Editor’s note: DCSC volunteer Kate Keeley reflects on a recent retreat with her fellow year-long volunteers and the ways this experience has opened her heart to a new way of understanding community life. 

For a long time, I thought I understood what it meant to be in community. I come from multiple tight-knit communities: a huge family that values being together, a church where I spent most of childhood, and multiple friendships that have remained over the years. 

But there is a difference between having a community, and desiring to be in community. During this twenty-second year of my small life, I think I’m beginning to understand what this means…and it’s all thanks to a moment that happened over retreat with my fellow DCSC members.

Our retreat was unlike any other I had ever been on – no strict schedule, at an AirBNB, and with six other people I have already been living in community with for the past six months. We decided as a group to turn off our phones for the weekend. This decision, along with the activities planned and the loosened schedule, made for a beautiful time of allowing ourselves to just be with one another in a shared space. We played football, we explored, we prayed, we laughed, we cried. And for most people, this would have been more than enough. 

But one afternoon, as our retreat leader led a session on community, we all began to share how we longed for more. We had fallen into a pattern at home – of watching movies when we were bored rather than talking to each other… of putting prayer on the back burner because we were too busy and tired… of not pushing each other to grow because we didn’t want to make anyone uncomfortable…

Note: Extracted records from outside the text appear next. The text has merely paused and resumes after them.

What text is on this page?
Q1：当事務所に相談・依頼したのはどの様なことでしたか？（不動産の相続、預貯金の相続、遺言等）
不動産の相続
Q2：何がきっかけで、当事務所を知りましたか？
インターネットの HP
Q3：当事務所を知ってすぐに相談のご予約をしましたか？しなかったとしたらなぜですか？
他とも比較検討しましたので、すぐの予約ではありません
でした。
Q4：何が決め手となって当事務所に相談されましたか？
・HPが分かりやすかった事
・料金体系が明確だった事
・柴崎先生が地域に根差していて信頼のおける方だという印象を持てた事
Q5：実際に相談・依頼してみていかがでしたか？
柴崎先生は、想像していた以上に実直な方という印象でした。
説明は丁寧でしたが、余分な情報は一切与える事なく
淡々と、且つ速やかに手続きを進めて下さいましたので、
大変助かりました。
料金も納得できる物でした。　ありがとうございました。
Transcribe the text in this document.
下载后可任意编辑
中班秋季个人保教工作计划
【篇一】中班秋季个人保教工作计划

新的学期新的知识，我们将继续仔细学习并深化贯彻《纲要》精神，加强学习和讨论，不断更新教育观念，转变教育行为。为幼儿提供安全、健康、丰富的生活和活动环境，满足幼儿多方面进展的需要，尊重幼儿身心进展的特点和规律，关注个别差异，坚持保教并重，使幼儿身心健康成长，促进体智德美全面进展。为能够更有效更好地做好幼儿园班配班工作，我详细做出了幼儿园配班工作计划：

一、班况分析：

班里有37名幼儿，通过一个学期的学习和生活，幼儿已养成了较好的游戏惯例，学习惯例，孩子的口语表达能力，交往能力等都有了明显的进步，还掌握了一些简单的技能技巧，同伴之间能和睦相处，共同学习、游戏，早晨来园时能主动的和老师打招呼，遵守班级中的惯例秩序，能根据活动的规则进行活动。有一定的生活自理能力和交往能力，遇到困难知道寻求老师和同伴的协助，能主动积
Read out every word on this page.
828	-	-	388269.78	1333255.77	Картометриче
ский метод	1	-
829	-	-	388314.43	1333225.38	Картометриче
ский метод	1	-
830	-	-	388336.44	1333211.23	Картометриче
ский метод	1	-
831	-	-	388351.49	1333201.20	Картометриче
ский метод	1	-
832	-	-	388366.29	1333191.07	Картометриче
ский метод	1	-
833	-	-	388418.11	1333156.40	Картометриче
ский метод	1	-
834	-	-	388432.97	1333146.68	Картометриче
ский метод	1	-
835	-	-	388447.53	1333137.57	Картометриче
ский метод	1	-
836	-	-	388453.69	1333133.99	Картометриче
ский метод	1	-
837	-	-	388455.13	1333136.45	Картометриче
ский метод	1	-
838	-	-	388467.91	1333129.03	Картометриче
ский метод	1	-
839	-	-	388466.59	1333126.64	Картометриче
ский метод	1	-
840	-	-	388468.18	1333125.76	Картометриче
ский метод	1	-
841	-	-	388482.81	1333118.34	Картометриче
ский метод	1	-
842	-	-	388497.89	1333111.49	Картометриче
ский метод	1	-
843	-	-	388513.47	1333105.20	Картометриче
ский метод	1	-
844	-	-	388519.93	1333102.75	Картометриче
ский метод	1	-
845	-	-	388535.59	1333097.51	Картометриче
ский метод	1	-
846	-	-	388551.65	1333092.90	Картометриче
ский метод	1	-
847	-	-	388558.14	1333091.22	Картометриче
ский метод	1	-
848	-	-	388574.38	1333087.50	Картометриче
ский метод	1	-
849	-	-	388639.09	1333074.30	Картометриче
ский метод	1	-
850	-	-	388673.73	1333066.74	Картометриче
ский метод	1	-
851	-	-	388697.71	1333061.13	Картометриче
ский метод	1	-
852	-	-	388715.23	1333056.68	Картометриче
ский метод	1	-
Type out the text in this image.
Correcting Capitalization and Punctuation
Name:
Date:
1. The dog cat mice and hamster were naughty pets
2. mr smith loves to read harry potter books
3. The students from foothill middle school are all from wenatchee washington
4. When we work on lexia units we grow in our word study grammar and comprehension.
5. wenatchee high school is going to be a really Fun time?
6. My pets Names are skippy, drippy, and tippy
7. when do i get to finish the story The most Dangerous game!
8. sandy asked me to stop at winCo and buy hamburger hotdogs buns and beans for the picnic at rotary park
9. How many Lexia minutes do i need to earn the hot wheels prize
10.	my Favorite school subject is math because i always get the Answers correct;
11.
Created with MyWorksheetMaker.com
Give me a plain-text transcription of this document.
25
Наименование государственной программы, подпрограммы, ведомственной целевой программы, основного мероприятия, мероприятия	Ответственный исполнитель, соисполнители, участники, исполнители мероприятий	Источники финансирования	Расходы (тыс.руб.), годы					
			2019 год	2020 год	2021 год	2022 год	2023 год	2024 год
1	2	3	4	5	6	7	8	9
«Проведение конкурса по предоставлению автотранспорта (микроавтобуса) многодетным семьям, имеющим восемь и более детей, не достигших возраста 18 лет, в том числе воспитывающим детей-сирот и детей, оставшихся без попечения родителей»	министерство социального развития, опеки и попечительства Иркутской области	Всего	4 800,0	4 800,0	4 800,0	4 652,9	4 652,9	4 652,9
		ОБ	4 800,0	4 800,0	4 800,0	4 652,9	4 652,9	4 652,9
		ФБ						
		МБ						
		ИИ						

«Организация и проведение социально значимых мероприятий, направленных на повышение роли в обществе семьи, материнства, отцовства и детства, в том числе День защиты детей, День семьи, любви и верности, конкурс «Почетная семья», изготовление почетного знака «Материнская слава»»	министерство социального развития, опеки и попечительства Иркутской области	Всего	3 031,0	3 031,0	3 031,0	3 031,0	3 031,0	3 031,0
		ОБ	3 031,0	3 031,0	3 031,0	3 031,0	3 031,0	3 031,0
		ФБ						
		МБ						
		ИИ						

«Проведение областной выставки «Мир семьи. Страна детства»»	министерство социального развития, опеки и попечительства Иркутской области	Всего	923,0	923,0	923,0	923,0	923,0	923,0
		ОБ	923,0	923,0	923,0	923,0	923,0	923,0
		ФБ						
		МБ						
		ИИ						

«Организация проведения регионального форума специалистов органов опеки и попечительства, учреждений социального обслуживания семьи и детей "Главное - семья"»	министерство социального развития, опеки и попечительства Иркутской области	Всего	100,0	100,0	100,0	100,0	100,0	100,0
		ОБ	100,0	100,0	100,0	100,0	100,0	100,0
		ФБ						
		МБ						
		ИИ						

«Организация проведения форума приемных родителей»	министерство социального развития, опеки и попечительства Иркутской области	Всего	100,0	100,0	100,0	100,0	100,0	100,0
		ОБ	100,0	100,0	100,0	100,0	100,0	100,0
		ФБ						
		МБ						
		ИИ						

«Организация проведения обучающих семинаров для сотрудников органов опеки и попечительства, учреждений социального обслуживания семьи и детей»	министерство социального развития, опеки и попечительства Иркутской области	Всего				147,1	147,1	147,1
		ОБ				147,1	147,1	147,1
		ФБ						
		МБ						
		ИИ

How easy it is to fall into habits that do not deepen our relationships with each other, with the world, with ourselves, and with God. What’s difficult is deciding to change these habits. So I talked to my community about it, thinking I would be the only one who had realized our bad habits. And to my pleasant surprise, I was greeted with understanding and agreement from everyone else in my community.

That’s when it hit me: there is a difference between having a community and desiring to be in community. It is so easy to get caught up in the same habits that don’t challenge you. But instead of taking the easy way, we spent hours expressing what we were dissatisfied with in our community: habits we wanted to improve on, change, end, and begin. 

At the end of our discussion, we all held hands, and took a moment to each say a prayer aloud. At that moment, I think we all began to realize how what we had just done was so rare. I don’t think it’s rare for members of a community to yearn for more. I’ve been in many communities where I wanted more from it, but didn’t know what to say. What’s rare is that we all felt pushed to express this yearning and furthermore, wanted to do something about it. 

I love my community because I know that they choose to be with me just as I choose to be with them. We are intentional with our love for one another and desire to grow as one. I am constantly blown away by the perfect timing of God, and I have a peaceful heart knowing that He timed this retreat and this community quite perfectly.

Reflection: How can you challenge yourself and your community to live and love one another more deeply?